A recent question I got about the .NET CLR's hashing algorithm for strings is apropos of our discussion from January on using salted hashes for security purposes. (If you missed it, you can read it here:
Part One, Part Two, Part Three and Part Four). The question was basically "my database of password hashes doesn't seem to work with .NET v2.0, what's up with that?"
To make a long story short, the answer is UNDER NO CIRCUMSTANCES SHOULD YOU USE THE .NET STRING HASH ALGORITHM (that is, String.GetHashCode()) FOR SECURITY PURPOSES. That is not what it was designed for. If it hurts when you do that then stop doing it!
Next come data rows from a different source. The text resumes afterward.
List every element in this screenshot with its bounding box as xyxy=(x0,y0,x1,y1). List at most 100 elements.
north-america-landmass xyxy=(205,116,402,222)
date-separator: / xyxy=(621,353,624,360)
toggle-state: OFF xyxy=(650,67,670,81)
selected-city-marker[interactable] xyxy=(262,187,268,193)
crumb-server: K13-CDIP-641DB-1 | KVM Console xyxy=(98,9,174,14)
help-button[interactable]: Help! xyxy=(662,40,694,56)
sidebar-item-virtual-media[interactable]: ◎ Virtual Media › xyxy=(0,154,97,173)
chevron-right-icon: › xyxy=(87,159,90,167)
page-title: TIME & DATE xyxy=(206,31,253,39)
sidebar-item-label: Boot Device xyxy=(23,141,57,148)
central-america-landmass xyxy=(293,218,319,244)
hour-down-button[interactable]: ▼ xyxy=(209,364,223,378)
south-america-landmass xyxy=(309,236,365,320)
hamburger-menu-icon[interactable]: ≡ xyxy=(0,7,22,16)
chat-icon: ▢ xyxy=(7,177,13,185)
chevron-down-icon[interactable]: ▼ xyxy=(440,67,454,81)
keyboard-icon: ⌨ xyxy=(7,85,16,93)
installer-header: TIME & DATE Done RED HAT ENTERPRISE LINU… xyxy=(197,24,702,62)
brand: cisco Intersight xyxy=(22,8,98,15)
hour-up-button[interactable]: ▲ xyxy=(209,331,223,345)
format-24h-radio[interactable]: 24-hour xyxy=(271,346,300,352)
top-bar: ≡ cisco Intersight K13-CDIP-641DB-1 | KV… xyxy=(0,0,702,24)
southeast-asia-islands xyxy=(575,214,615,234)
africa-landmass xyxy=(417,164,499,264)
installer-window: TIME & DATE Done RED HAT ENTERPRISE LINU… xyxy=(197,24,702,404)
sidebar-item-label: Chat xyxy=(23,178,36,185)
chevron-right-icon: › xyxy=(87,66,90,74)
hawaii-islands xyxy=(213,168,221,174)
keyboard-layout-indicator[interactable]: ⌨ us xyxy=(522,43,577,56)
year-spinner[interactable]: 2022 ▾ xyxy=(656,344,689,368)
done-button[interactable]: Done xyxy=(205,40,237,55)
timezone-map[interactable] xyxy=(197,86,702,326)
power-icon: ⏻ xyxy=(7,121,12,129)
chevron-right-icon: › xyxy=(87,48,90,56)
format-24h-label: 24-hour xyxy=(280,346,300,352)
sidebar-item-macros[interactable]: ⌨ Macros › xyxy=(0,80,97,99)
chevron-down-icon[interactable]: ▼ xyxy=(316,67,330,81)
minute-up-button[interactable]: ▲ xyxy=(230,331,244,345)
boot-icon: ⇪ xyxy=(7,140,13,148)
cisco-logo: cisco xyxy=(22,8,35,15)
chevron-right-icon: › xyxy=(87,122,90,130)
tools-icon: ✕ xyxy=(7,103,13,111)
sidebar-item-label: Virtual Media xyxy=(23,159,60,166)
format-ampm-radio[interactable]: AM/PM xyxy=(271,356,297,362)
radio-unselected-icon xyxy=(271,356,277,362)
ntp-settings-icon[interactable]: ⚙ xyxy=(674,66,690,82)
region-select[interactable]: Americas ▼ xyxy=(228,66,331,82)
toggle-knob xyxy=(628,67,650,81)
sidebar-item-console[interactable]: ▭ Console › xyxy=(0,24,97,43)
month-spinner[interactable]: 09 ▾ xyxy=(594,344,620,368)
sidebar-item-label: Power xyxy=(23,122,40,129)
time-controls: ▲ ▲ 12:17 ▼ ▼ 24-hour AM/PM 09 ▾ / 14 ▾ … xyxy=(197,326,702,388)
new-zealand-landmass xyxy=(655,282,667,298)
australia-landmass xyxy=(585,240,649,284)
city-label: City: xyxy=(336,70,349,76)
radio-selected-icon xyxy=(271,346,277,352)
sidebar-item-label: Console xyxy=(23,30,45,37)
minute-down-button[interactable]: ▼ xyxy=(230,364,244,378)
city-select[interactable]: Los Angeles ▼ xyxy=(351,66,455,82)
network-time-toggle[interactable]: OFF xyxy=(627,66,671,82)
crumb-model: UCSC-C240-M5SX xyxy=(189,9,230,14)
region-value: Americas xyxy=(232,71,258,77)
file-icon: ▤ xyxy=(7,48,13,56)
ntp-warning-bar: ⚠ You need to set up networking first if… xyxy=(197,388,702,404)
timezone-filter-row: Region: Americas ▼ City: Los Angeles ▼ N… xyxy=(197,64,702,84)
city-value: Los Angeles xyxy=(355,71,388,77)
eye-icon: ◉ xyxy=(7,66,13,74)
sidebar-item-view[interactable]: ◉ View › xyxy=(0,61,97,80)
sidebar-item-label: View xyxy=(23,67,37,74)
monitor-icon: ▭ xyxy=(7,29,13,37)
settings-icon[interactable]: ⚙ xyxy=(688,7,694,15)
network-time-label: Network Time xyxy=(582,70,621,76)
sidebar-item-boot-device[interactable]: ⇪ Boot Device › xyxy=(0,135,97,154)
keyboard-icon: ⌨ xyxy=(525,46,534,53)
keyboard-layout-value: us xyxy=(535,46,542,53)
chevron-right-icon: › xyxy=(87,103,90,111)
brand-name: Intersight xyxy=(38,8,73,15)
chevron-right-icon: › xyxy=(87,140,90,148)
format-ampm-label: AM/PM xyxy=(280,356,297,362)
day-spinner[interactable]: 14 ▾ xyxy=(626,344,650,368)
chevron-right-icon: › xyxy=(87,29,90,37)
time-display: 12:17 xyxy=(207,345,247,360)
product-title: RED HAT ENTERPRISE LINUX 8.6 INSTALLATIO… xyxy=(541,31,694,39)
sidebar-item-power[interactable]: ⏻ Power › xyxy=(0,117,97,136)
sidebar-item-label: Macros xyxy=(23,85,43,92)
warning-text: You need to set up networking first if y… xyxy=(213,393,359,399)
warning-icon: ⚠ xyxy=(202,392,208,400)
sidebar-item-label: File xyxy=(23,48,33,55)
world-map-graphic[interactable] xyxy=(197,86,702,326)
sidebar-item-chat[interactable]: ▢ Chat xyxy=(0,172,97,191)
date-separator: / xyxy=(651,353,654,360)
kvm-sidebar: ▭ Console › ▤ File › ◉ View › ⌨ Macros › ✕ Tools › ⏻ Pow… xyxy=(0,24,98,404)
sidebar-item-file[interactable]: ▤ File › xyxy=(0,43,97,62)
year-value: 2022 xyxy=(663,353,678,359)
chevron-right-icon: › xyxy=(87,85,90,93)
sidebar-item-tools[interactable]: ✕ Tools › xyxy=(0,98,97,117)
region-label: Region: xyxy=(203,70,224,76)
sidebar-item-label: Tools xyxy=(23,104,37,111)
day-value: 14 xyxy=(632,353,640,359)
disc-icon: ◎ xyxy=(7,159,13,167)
The slightly longer version goes like this. Suppose you want to store some secrets in a database, but you only need to be able to confirm that the user knows the secret. As I discussed in my series on salted hashes, a hash is a commonly used tool for this task because a cryptographic hash has some nice properties. Namely, it is a fixed number of bits (in the 100's of bits range), small changes to input produce huge changes in output, and it is very difficult to go from the hash back to the original secret. Another nice property that I didn't call out in my earlier article is that there are industry-standard hash algorithms where you can be reasonably guaranteed that any two implementations will produce the same results when given the same set of bits.
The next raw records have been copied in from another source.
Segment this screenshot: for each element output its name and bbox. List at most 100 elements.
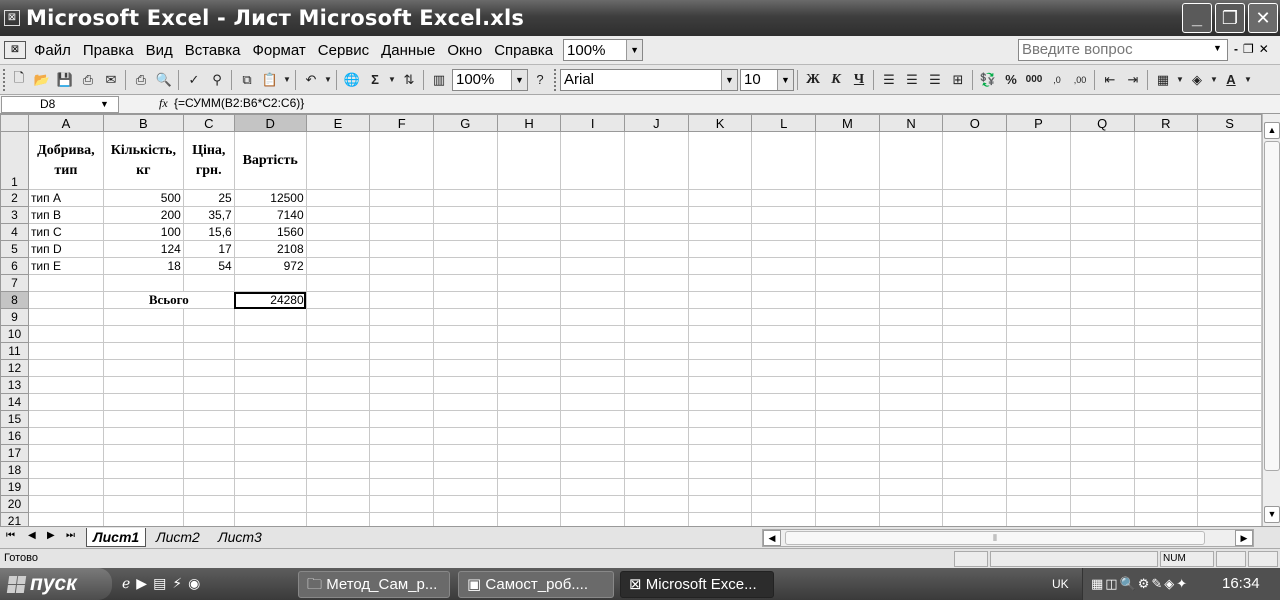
cell[interactable]	[878, 359, 944, 377]
cell[interactable]	[1006, 189, 1071, 207]
toolbar-grip[interactable]	[3, 68, 7, 91]
menu-zoom-select[interactable]: 100% ▼	[563, 39, 644, 61]
first-sheet-icon[interactable]: ⏮	[6, 530, 15, 541]
cell[interactable]	[624, 189, 689, 207]
cell[interactable]	[878, 223, 944, 241]
cell[interactable]	[624, 240, 689, 258]
increase-decimal-icon[interactable]: ,0	[1046, 69, 1068, 91]
chart-wizard-icon[interactable]: ▥	[428, 69, 450, 91]
restore-workbook-icon[interactable]: ❐	[1243, 42, 1254, 56]
cell[interactable]	[560, 393, 626, 411]
cell-quantity[interactable]: 200	[102, 206, 184, 224]
cell[interactable]	[942, 512, 1008, 526]
cell[interactable]	[1006, 512, 1071, 526]
cell[interactable]	[560, 223, 626, 241]
print-icon[interactable]: ⎙	[130, 69, 152, 91]
cell[interactable]	[624, 444, 689, 462]
cell[interactable]	[624, 325, 689, 343]
permission-icon[interactable]: ⎙	[77, 69, 99, 91]
currency-icon[interactable]: 💱	[977, 69, 999, 91]
cell[interactable]	[1197, 512, 1262, 526]
cell[interactable]	[27, 376, 104, 394]
cell[interactable]	[182, 325, 235, 343]
font-select[interactable]: Arial ▼	[560, 68, 738, 91]
cell[interactable]	[1133, 376, 1199, 394]
cell[interactable]	[1197, 308, 1262, 326]
cell[interactable]	[1006, 410, 1071, 428]
cell[interactable]	[815, 359, 880, 377]
cell[interactable]	[560, 461, 626, 479]
cell-quantity[interactable]: 100	[102, 223, 184, 241]
cell[interactable]	[687, 189, 753, 207]
cell[interactable]	[751, 274, 817, 292]
sheet-tab-3[interactable]: Лист3	[212, 528, 268, 547]
increase-indent-icon[interactable]: ⇥	[1122, 69, 1144, 91]
close-workbook-icon[interactable]: ✕	[1259, 42, 1269, 56]
cell-fertilizer-type[interactable]: тип B	[27, 206, 104, 224]
cell[interactable]	[687, 257, 753, 275]
cell[interactable]	[687, 274, 753, 292]
cell[interactable]	[1133, 478, 1199, 496]
cell[interactable]	[1006, 257, 1071, 275]
cell[interactable]	[233, 512, 307, 526]
cell[interactable]	[496, 131, 562, 190]
cell[interactable]	[560, 410, 626, 428]
cell[interactable]	[496, 376, 562, 394]
cell[interactable]	[687, 461, 753, 479]
cell-quantity[interactable]: 500	[102, 189, 184, 207]
cell[interactable]	[687, 325, 753, 343]
chevron-down-icon[interactable]: ▼	[1213, 43, 1222, 53]
scroll-up-icon[interactable]: ▲	[1264, 122, 1280, 139]
cell[interactable]	[369, 206, 434, 224]
cell[interactable]	[27, 478, 104, 496]
cell[interactable]	[27, 427, 104, 445]
cell[interactable]	[433, 240, 498, 258]
cell[interactable]	[815, 461, 880, 479]
cell[interactable]	[1069, 240, 1135, 258]
cell[interactable]	[687, 478, 753, 496]
cell[interactable]	[815, 410, 880, 428]
cell[interactable]	[27, 461, 104, 479]
cell[interactable]	[942, 240, 1008, 258]
cell[interactable]	[751, 495, 817, 513]
cell[interactable]	[182, 444, 235, 462]
cell[interactable]	[942, 444, 1008, 462]
chevron-down-icon[interactable]: ▼	[1243, 69, 1253, 91]
cell[interactable]	[1069, 223, 1135, 241]
cell[interactable]	[102, 427, 184, 445]
cell[interactable]	[815, 223, 880, 241]
cell[interactable]	[369, 444, 434, 462]
cell[interactable]	[560, 342, 626, 360]
cell[interactable]	[1069, 512, 1135, 526]
cell-price[interactable]: 15,6	[182, 223, 235, 241]
cell[interactable]	[233, 342, 307, 360]
cell[interactable]	[878, 461, 944, 479]
cell[interactable]	[878, 478, 944, 496]
cell[interactable]	[182, 478, 235, 496]
cell[interactable]	[1133, 444, 1199, 462]
restore-button[interactable]: ❐	[1215, 3, 1245, 33]
cell[interactable]	[815, 376, 880, 394]
cell[interactable]	[369, 342, 434, 360]
cell[interactable]	[27, 495, 104, 513]
cell[interactable]	[942, 393, 1008, 411]
row-header[interactable]: 13	[0, 376, 29, 394]
horizontal-scrollbar[interactable]: ◀ ⦀ ▶	[762, 529, 1254, 547]
column-header[interactable]: I	[560, 114, 626, 132]
cell[interactable]	[369, 240, 434, 258]
chevron-down-icon[interactable]: ▼	[1175, 69, 1185, 91]
cell[interactable]	[102, 478, 184, 496]
cell[interactable]	[433, 410, 498, 428]
research-icon[interactable]: ⚲	[206, 69, 228, 91]
cell[interactable]	[751, 427, 817, 445]
cell[interactable]	[433, 461, 498, 479]
cell[interactable]	[560, 291, 626, 309]
cell[interactable]	[1069, 342, 1135, 360]
cell[interactable]	[305, 325, 371, 343]
cell[interactable]	[305, 410, 371, 428]
cell[interactable]	[624, 308, 689, 326]
cell[interactable]	[182, 376, 235, 394]
cell[interactable]	[496, 427, 562, 445]
cell[interactable]	[878, 206, 944, 224]
sort-ascending-icon[interactable]: ⇅	[398, 69, 420, 91]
The .NET CLR string hash algorithm has none of these nice properties, and therefore is completely unsuitable for a cryptographic hash function. Specifically:
- The string hash algorithm was designed to be blindingly fast rather than hard to run backwards, so it is likely that a mathematically astute attacker will be able to rapidly deduce facts about the input knowing only the hash.
- Worse, being only 32 bits, using brute force to find a message that produces a given hash becomes doable in an afternoon with a PC rather than a trillion years.
- Finally, the string hash algorithm is not an industry standard and is
not guaranteed to produce the same behaviour between versions. And in fact it does not. The .NET 2.0 CLR uses a different algorithm for string hashing than the .NET 1.1 CLR. If you are saving .NET 1.1 CLR hash values in a database then you will not be able to match them when you upgrade to 2.0. The hash algorithm was specifically NOT designed to be forward/backward compatible and we called that out in the documentation because we knew that it probably would not be. Unlike last week, I have no problem whatsoever with making breaking changes when we call out in the documentation that you cannot rely on version-to-version identical output for a function.
So please don't do that; you're just asking for a world of hurt if you do. Use SHA1 or MD5 or some other algorithm designed for that purpose. (Yes, I know that weaknesses have been discovered in these algorithms, but they are still orders of magnitude better than a hash designed for hash table balancing!)